The decision for states to choose the rate approach versus the mass approach is similar to preferences for decoupling or not decoupling. That is, if my utility serves a vibrant region of economic growth, I don’t want decoupling. I don’t want my revenue held constant and decoupled from sales. I want my revenue pegged to sales. If my utility is facing declining sales for whatever reason, sure, decoupling sounds great!
Similarly, if my state is friendly to business, and I think it is going to outperform whatever the EPA uses for a baseline growth rate, I might be interested in the torturous rate method.
Measurement and Verification
One thing I must say about the CPP is that it doesn’t include any hokeyness involving the counterfactual or what would have happened without the CPP. In other words, nobody, not even the EPA, cares about why or how emissions are reduced.
However, for trading rate-based approach, the savings must be certified by measurement and verification. The problem is, this does not mesh well with today’s status quo evaluation, measurement and verification, which requires soothsayer estimates of what energy users would otherwise do – the attribution racket.
The physics of climate change don’t care about what would have happened.
Trashing the Status Quo
Quite possibly another good thing about the CPP is that maybe states, to reduce cost and for simplification, will align with the concrete realities of energy efficiency and the physical world.
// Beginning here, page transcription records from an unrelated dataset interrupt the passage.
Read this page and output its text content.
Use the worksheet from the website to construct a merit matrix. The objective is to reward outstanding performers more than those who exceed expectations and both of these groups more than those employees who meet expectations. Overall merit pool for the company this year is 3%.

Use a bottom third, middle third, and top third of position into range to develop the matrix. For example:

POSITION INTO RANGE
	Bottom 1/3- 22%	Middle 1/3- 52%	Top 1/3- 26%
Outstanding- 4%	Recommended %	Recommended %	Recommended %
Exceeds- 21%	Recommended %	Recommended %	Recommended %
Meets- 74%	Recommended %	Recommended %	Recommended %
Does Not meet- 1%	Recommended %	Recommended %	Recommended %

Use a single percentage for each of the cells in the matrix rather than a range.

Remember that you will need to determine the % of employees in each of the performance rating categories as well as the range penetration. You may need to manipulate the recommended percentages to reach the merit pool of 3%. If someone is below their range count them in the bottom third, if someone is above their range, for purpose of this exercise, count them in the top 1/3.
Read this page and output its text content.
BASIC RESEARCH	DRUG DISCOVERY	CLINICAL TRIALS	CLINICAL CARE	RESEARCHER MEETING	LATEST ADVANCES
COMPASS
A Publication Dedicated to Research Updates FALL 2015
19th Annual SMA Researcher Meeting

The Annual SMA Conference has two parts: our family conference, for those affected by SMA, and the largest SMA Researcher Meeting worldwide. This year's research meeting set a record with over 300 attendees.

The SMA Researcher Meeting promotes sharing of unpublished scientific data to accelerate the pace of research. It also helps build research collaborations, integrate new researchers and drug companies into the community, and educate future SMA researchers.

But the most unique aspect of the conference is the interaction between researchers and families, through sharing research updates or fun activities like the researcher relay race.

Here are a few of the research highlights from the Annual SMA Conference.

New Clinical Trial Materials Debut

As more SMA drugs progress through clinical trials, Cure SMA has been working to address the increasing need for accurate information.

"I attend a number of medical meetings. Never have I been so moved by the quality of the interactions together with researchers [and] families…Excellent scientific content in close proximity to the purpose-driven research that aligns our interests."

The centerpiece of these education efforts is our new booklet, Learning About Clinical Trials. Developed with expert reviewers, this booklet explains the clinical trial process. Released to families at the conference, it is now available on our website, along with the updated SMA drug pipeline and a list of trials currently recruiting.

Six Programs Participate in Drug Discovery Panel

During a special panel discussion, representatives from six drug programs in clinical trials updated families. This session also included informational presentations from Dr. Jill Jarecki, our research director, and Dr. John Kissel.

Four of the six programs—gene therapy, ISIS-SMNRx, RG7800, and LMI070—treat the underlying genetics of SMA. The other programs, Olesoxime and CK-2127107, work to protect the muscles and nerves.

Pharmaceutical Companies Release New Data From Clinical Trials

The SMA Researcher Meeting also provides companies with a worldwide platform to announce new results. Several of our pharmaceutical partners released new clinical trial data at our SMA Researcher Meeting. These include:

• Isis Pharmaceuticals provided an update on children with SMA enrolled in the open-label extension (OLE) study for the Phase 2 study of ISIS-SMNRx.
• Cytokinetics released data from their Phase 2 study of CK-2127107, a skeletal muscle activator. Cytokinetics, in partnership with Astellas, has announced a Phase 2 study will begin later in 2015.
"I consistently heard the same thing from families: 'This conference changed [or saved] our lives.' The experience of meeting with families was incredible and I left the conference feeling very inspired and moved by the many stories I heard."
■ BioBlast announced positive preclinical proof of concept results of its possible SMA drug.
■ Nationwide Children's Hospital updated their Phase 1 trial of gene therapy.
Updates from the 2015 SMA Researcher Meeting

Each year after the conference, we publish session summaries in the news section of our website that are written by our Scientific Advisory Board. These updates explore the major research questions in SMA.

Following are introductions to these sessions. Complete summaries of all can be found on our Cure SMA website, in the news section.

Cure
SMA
I already mentioned last week that the CPP will blow up (smithereens) the equity issue because, to least expensively comply, energy users served by “dirty power” supplies will get the attention first (see winners and losers above). Additionally, state A will pay state B for credits or allowances (winners and losers). Since this is going to happen in a major way, maybe we can trash the foolish fuel switching sacred cow.
If utilities want to get creative, they can shift their loads to customer sites, beyond the fence line of the power plant. For instance, electric water heaters powered from within the fence line could be replaced with natural gas-fired water heaters.
Last Word on M&V
Energy efficiency may not need M&V by rule for the mass option, but it would be a wise thing to do. If states are going to pour money into energy efficiency, they need to make sure they know what is happening so it shows up at the meter – or in this case, the exhaust stack.